Opinion
2011-11-23
Joseph E. Krakora, Public Defender, attorney for appellant (Alan I. Smith, Designated Counsel, and T. Gary Mitchell, Deputy Public Defender, on the briefs).Paula T. Dow, Attorney General, attorney for respondent (Lewis A. Scheindlin, Assistant Attorney General, of counsel; Nancy R. Andre and James D. Harris, Deputy Attorneys General, on the briefs).Joseph E. Krakora, Public Defender, Law Guardian, attorney for minor S.S. (Jeffrey R. Jablonski, Designated Counsel, on the brief).
Joseph E. Krakora, Public Defender, attorney for appellant (Alan I. Smith, Designated Counsel, and T. Gary Mitchell, Deputy Public Defender, on the briefs).Paula T. Dow, Attorney General, attorney for respondent (Lewis A. Scheindlin, Assistant Attorney General, of counsel; Nancy R. Andre and James D. Harris, Deputy Attorneys General, on the briefs).Joseph E. Krakora, Public Defender, Law Guardian, attorney for minor S.S. (Jeffrey R. Jablonski, Designated Counsel, on the brief).
The opinion of the court was delivered by
SAPP–PETERSON, J.A.D.
On September 12, 2011, I.S. filed a motion for reconsideration of our earlier decision in New Jersey Division of Youth & Family Services v.

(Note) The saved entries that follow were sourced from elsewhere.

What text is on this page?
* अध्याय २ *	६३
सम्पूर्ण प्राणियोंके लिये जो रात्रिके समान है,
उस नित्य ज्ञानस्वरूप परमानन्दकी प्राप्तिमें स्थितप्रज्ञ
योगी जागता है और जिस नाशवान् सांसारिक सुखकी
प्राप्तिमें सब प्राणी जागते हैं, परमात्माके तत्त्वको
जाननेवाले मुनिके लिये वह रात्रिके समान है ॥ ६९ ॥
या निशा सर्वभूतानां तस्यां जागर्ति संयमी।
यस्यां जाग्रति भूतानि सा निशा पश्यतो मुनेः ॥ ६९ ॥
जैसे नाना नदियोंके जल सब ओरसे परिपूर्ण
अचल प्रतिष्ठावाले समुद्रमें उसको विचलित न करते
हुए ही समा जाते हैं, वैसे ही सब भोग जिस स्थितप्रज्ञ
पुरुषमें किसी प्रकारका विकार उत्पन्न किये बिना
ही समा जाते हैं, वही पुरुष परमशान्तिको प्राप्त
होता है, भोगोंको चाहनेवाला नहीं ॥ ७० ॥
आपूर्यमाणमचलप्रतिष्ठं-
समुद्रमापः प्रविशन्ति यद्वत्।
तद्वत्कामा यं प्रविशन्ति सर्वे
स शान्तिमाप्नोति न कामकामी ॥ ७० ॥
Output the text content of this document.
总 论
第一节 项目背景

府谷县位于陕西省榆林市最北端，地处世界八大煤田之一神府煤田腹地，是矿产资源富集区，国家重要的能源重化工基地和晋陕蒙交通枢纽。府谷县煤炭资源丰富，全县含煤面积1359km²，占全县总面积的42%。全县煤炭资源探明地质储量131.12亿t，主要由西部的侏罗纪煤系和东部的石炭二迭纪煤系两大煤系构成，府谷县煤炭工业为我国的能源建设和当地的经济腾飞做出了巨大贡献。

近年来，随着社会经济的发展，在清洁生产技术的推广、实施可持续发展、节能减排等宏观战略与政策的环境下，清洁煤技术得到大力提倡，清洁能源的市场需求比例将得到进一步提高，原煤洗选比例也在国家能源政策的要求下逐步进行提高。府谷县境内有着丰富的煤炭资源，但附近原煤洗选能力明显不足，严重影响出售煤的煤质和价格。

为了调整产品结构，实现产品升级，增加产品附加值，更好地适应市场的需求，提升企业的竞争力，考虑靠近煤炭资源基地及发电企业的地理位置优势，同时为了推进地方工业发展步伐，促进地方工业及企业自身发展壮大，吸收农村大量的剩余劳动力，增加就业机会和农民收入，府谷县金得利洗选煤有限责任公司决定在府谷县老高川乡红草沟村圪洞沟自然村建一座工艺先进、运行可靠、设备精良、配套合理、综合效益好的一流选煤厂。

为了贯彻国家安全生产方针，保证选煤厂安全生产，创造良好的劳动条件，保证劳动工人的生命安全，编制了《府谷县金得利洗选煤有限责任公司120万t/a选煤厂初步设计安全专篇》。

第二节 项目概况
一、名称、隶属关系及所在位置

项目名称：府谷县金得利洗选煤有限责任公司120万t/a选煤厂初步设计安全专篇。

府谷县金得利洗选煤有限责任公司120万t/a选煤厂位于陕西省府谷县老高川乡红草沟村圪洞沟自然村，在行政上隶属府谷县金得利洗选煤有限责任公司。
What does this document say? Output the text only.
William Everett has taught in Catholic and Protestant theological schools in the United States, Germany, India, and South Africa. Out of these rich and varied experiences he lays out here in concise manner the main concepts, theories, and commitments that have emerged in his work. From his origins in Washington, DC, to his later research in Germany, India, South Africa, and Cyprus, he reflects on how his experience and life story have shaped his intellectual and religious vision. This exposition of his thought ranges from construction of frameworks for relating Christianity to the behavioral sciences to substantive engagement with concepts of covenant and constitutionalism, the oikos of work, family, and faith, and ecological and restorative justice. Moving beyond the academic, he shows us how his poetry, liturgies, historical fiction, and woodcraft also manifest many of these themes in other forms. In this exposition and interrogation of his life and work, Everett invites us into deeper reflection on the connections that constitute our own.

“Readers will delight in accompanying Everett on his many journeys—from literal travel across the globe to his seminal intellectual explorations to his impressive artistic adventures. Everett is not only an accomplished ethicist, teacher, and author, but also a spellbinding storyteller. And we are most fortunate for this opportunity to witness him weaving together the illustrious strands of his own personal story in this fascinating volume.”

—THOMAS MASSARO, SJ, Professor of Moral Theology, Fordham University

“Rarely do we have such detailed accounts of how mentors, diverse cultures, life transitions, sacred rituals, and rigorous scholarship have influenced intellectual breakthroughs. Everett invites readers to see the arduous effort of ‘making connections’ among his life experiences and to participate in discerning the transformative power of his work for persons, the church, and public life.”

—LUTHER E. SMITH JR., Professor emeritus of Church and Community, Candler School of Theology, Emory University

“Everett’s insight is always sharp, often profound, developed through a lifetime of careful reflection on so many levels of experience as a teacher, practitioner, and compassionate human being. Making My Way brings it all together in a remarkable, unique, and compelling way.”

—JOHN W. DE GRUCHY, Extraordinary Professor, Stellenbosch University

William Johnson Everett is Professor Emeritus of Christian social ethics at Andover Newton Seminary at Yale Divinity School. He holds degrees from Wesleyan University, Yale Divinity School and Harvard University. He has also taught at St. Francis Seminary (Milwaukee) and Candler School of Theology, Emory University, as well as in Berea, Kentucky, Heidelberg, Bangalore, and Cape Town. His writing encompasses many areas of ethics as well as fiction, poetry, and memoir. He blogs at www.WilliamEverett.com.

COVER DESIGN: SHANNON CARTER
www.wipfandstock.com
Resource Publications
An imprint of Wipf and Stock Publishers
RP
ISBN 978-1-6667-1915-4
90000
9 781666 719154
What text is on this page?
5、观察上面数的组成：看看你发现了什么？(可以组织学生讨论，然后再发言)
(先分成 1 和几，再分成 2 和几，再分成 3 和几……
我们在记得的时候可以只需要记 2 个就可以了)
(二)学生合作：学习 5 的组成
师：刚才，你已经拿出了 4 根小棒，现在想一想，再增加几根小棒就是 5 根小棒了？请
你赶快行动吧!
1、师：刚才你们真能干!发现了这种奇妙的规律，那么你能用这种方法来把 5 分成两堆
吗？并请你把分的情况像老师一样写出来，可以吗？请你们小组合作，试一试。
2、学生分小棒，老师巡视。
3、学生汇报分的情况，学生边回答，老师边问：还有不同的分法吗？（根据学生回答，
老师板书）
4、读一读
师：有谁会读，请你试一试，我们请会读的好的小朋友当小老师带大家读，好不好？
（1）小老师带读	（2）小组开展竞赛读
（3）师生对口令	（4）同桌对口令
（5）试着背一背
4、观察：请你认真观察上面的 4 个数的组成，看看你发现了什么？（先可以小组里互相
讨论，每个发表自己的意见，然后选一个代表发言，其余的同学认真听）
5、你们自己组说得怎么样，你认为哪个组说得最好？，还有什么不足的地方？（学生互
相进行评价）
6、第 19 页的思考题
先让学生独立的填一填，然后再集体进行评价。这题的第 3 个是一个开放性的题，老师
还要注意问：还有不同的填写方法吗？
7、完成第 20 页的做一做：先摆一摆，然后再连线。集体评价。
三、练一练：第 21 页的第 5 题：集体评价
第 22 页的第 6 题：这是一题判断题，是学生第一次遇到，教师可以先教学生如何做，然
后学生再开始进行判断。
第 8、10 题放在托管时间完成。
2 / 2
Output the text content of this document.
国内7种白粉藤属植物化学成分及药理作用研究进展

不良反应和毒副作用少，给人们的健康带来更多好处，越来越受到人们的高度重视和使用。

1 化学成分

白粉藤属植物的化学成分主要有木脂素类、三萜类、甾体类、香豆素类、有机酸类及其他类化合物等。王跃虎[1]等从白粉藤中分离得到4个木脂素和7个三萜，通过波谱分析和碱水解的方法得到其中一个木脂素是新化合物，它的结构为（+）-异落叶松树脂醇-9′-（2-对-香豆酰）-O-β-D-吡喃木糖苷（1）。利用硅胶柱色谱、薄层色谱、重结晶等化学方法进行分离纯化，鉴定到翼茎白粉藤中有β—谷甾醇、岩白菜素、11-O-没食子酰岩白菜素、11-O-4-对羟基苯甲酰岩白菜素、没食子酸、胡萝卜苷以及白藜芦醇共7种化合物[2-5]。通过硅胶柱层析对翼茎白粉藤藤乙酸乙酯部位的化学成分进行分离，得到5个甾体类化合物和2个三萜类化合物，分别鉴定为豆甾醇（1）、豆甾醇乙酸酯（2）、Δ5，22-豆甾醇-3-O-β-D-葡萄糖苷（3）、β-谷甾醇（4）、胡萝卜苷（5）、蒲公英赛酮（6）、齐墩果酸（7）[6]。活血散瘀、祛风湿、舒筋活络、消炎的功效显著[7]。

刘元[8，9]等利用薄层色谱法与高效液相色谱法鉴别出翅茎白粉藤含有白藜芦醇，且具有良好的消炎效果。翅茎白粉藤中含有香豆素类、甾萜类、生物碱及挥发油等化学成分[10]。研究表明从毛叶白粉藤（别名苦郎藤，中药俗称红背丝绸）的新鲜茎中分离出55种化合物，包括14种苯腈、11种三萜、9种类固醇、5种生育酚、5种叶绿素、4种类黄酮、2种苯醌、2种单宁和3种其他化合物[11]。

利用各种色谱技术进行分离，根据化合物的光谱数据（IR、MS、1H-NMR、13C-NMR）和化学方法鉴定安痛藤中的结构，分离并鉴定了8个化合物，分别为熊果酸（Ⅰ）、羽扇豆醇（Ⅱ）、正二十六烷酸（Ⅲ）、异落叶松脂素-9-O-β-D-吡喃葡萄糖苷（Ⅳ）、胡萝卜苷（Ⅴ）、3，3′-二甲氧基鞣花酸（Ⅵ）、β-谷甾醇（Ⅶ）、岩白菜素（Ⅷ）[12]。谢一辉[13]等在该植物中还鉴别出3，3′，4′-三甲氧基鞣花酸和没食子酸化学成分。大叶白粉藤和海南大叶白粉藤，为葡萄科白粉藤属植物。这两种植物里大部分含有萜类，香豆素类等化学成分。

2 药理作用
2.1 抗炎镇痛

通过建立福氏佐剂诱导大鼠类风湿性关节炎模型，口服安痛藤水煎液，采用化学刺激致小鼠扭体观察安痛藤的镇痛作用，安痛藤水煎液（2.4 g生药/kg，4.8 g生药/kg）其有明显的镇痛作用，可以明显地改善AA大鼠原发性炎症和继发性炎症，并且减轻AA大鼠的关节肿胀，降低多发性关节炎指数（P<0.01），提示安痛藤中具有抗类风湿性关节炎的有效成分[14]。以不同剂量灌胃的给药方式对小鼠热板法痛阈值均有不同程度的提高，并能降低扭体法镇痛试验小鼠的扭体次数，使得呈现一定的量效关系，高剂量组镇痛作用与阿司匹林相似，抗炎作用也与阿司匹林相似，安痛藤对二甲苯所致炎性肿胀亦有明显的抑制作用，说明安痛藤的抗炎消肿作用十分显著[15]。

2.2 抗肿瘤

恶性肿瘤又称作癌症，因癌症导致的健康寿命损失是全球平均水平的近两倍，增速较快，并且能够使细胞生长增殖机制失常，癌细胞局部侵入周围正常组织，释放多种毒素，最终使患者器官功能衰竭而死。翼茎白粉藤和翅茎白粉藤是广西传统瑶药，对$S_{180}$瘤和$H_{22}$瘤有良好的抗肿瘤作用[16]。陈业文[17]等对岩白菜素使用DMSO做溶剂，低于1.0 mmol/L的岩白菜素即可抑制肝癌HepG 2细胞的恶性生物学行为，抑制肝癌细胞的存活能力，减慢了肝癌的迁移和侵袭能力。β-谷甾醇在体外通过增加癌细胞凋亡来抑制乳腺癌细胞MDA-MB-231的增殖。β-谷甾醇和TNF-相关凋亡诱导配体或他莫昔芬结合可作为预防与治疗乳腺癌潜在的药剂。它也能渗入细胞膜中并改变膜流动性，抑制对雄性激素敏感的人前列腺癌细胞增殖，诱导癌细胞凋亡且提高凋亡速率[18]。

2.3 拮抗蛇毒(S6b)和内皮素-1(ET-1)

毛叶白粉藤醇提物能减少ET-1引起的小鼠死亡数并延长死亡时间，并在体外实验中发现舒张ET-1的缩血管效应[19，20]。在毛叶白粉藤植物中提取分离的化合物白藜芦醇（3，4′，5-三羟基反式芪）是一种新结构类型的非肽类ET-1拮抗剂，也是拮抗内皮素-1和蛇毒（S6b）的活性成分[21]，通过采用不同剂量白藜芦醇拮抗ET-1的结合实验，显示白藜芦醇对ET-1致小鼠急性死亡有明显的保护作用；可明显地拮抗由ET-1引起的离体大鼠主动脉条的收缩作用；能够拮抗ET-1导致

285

I.S., 422 N.J.Super. 52, 25 A.3d 1214 (App.Div.2011). I.S. contends that absent a finding that a child has been neglected or abused, a court may not retain jurisdiction over a child based upon the court's determination that its assistance is still required. The Division of Youth and Family Services (Division), while opposing reconsideration for other reasons, agrees that N.J.S.A. 9:6–8.50c cannot be interpreted to continue a court's jurisdiction in the absence of a finding of abuse or neglect and urges that our interpretation
M–0205–11.
is an “unnecessary expansion of the plain meaning of N.J.S.A. 9:6–8.50c and is too vague a standard to support an exercise [of] the State's [parens patriae] power.” The Law Guardian opposes reconsideration but seeks clarification of our decision insofar as it may be read to heighten the burden of proof at a fact-finding hearing. The Division likewise seeks clarification that the burden of proof in actions brought pursuant to N.J.S.A. 30:4C–12 is not the clear and convincing evidence standard, as may be construed from the opinion.
We deny reconsideration for the reasons expressed in our earlier decision. I.S., supra, 422 N.J.Super. at 72, 25 A.3d 1214. We do, however, clarify our decision insofar as it may be interpreted as altering the applicable burdens of proof in Title 9 and Title 30 actions. It does not.
The burden of proof in abuse or neglect proceedings is proof by a preponderance of the evidence. N.J.S.A. 9:6–8.46b(1). See also New Jersey Div. of Youth & Family Servs. v. N.S., 412 N.J.Super. 593, 615, 992 A.2d 20 (App.Div.2010). Reference in our decision to the trial judge's finding at the January 11, 2008 fact-finding hearing that, by clear and convincing evidence, neither parent had the ability to care for or meet the needs of the twins, was not intended to heighten the standard of proof in such proceedings. Rather, the reference was intended to illustrate the trial court's view of the strength of the proofs demonstrating I.S.'s inability to care for or meet the needs of her two daughters.
Turning to Title 30 actions where the Division initiates an action to terminate parental rights, it is required to prove, by clear and convincing evidence, that termination is in the best interests of the child. New Jersey Div. of Youth & Family Servs. v. M.M., 189 N.J. 261, 280, 914 A.2d 1265 (2007). All other proceedings under Title 30 are governed by the preponderance of the evidence standard. Liberty Mut. Ins. Co. v. Land, 186 N.J. 163, 169, 892 A.2d 1240 (2006) (“As a general rule, the preponderance of the evidence standard applies in civil actions.” (citing State v. Seven Thousand Dollars, 136 N.J. 223, 238, 642 A.2d 967 (1994))).
Other than the clarification as set forth herein, reconsideration is denied, and the January 18, 2008, and the June 24, 2010, Family Part orders remain affirmed.